Issue (ii): Whether refund could be denied on the grounds that no formal assessment had been made, the claims were based on annual returns or were unsupported by prescribed Form XXXIII, TDS challans, or the Chartered Accountant's certificate format.
Analysis: The quarterly returns had been accepted without demur and were treated as self-assessment under Section 29(3). The respondents could not, after expiry of the assessment period under Section 33, reopen the matter or deny refund on the plea that no assessment had been made. The statutory audit reports furnished under Section 53, together with the material on record, constituted relevant information for processing the refund. The absence of a prescribed refund form at the earlier stage, the later objection regarding Form XXXIII, and the demand for a certificate format introduced only in 2021 were treated as procedural objections that could not override the substantive refund right. The rejection order was found to be contrary to the Act and unsupported by bona fide consideration of the material.
Conclusion: The denial of refund on these grounds was held unsustainable, and the impugned rejection order was set aside.

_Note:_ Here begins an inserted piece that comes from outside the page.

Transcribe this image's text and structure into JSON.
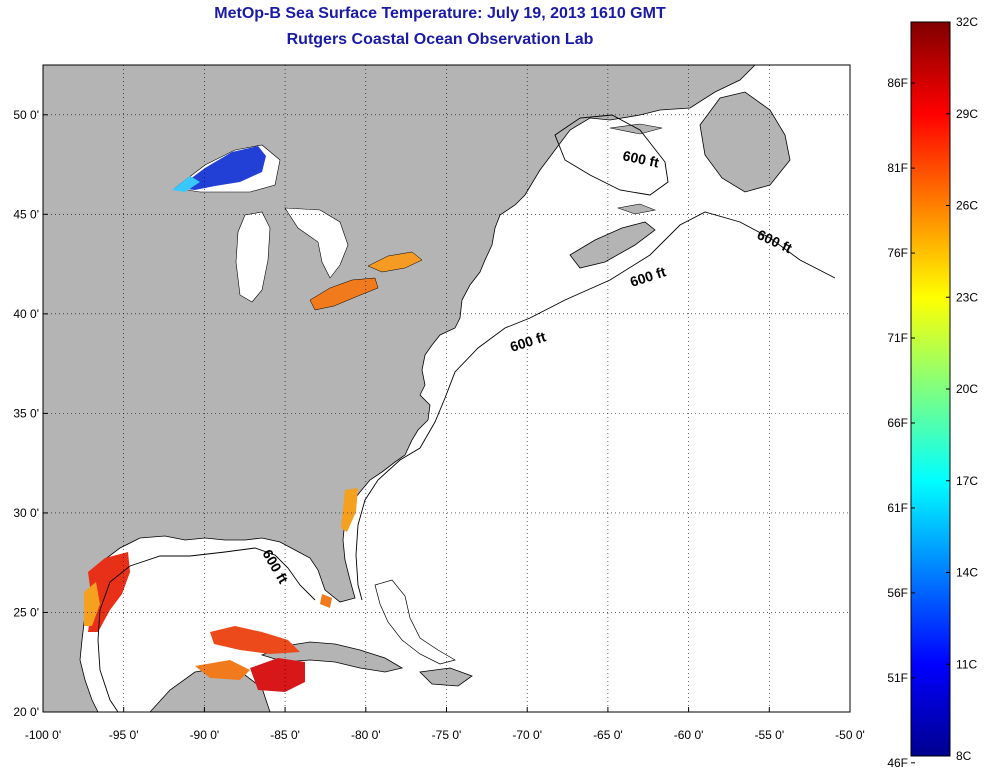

Final Conclusion: The writ petition succeeded, the impugned refund rejection was quashed, and the respondents were directed to process and grant the refund with statutory interest and costs.
Ratio Decidendi: Where the parent taxing statute confers a substantive refund right without prescribing a limitation period, delegated rules cannot impose a time bar or otherwise defeat that right; accepted self-assessment and duly furnished audit material cannot later be disregarded to deny refund on purely procedural grounds.